I’m totally on board, except for that last part, about the analog attitude. There’s so much technology that can vastly improve the taste and flavor of your food, so that it’s like what your grandma used to make, but even better.

Take a device like the pressure cooker. “A pressure cooker can produce exceptionally tender results while maximizing the flavor extracted from the ingredients,” writes molecular gastronomy guru Heston Blumenthal in the foreword to the Fast Slow Pro brand manual. Sure, you could spend more than 12 hours making chicken stock — or you could get even richer flavors in 1 hour with a pressure cooker, especially one with a screen that gives you instructions and tells you when everything is finished cooking. I recently started using one and have been astounded at the flavor of the foods I make in it: creamy roasted potatoes, intense stock, tender octopus, you name it.
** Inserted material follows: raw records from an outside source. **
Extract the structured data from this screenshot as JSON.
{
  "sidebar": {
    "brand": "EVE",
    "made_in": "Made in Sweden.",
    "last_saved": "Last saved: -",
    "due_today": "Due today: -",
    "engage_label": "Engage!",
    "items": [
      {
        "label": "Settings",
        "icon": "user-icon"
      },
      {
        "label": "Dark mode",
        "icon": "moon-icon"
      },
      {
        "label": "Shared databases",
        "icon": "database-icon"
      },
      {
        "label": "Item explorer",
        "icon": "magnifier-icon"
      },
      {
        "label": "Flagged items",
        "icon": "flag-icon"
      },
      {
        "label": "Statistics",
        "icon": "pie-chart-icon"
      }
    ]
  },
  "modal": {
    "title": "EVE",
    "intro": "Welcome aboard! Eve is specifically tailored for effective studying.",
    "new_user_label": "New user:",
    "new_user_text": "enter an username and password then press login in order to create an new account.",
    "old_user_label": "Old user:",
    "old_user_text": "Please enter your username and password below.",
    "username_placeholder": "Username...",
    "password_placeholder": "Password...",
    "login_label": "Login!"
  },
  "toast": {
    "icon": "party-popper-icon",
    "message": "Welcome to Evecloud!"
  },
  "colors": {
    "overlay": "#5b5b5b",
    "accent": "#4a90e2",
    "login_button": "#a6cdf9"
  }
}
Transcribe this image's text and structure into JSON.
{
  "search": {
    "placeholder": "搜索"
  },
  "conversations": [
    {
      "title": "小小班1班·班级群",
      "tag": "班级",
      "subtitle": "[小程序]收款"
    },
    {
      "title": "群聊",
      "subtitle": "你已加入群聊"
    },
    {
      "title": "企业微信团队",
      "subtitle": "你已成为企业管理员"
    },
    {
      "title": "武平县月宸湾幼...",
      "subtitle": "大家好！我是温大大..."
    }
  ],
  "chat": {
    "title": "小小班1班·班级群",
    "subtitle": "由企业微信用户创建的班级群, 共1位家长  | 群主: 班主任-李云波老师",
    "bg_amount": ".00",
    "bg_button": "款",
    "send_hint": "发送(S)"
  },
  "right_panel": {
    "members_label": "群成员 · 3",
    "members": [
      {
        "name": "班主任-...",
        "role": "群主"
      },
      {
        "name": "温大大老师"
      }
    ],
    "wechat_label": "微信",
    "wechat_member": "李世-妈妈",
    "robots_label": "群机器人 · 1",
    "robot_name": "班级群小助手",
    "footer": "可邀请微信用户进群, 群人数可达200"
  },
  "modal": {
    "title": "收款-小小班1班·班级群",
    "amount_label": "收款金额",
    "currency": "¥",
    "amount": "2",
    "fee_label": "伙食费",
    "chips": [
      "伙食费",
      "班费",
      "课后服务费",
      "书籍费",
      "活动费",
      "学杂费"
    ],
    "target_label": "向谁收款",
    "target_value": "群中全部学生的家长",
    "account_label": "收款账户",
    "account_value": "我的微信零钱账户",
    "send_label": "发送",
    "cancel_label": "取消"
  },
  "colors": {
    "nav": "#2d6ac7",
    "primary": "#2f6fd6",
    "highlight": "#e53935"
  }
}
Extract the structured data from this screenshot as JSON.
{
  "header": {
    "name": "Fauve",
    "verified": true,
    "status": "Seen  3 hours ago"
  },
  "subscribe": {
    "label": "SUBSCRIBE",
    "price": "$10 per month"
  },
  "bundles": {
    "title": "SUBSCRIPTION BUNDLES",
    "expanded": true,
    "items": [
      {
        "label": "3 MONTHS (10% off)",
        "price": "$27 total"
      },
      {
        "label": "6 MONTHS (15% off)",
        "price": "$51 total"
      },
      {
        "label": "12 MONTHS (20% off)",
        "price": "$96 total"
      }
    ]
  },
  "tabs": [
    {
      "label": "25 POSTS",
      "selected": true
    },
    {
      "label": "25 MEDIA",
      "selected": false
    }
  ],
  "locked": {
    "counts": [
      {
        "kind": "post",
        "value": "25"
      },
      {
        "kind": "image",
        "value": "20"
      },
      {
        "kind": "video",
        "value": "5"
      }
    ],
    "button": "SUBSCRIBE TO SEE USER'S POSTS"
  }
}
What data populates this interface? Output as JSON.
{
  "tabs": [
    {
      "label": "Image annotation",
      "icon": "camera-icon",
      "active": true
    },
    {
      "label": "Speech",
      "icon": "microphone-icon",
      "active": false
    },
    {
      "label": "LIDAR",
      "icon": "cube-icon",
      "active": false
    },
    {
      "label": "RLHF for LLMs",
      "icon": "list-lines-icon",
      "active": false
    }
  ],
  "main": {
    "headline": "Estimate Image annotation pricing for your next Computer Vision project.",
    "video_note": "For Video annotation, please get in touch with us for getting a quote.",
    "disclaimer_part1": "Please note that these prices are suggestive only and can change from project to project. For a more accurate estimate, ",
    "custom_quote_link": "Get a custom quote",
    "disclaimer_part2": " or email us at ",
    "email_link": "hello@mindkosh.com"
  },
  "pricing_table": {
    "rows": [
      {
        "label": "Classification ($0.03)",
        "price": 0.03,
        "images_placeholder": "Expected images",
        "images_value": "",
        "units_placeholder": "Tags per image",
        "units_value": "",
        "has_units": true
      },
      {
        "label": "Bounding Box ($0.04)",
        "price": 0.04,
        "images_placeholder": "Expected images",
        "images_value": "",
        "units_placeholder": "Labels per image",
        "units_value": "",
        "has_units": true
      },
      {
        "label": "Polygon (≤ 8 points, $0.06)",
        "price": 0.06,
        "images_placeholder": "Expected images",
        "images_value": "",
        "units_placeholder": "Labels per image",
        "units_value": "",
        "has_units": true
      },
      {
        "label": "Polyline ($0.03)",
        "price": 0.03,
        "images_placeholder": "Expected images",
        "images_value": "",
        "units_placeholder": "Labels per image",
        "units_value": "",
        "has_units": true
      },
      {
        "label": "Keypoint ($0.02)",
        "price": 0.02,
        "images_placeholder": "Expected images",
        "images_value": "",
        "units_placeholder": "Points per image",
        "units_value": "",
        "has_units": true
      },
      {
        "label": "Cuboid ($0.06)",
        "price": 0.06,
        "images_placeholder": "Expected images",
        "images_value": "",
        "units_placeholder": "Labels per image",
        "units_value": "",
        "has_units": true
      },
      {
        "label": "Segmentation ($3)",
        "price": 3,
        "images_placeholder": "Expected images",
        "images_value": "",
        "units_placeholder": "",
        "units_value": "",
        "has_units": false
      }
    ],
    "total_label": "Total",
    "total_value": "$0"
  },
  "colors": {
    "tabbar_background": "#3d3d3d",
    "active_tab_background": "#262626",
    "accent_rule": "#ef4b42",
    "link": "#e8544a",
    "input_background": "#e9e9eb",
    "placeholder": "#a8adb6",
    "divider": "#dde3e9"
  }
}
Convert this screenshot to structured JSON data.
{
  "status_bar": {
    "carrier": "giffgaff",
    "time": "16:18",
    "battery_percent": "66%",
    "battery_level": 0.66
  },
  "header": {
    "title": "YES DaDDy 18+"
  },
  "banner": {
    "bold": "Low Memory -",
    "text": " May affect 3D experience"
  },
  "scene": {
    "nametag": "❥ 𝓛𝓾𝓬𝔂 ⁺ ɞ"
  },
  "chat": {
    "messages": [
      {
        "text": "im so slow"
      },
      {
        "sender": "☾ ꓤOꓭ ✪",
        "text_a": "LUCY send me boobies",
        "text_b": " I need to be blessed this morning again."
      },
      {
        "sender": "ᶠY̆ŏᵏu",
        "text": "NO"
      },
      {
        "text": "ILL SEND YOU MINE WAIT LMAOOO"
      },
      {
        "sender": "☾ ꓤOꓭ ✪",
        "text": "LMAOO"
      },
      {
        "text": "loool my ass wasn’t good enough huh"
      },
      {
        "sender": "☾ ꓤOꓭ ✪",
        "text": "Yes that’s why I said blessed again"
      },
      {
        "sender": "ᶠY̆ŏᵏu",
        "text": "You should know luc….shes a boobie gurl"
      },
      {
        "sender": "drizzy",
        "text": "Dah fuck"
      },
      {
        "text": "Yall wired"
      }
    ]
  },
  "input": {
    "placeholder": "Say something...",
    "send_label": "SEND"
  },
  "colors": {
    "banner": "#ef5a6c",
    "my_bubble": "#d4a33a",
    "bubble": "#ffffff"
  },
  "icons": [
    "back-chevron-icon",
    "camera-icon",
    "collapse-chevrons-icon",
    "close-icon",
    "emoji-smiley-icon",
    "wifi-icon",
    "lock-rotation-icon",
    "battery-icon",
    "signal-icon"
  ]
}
Grandma may not have cooked this way, but her recipes would have been even better if she had.

There’s another reason the analog logic doesn’t quite make sense: Grandma (or maybe great-grandma) used to grow her own tomatoes or buy them from a farmstand down the street. Now we go to a megagrocery store to get those tomatoes. “Our food system is not designed for taste and flavor. It’s designed for travel,” said Jennifer Broutin Farah, the CEO of SproutsIO, at the recent Smart Home Summit (watch the video below). That means the food we eat tastes more like cardboard than carrots, cucumbers, or kale. No wonder no one wants to eat their vegetables.

SproutsIO’s connected system makes it easy for everyone (black thumbs included) to grow their own produce at home: The device helps you grow vegetables and fruit from seeds in its modular system, and its smartphone app gives you real-time data about how it’s going. Plus it learns from you to help you grow better. The idea is that if those vegetables and fruits were easy to grow and tasted better, everyone would want to eat them, improving their overall health.

And it’s only one of many kitchen gadgets and products designed to improve your experiences with food, whether that’s growing, cooking, or eating it, to change our diabetes- and obesity-laden country into a healthier one. After all, as Farah said, “small-scale solutions that have high leverage can create great impact.”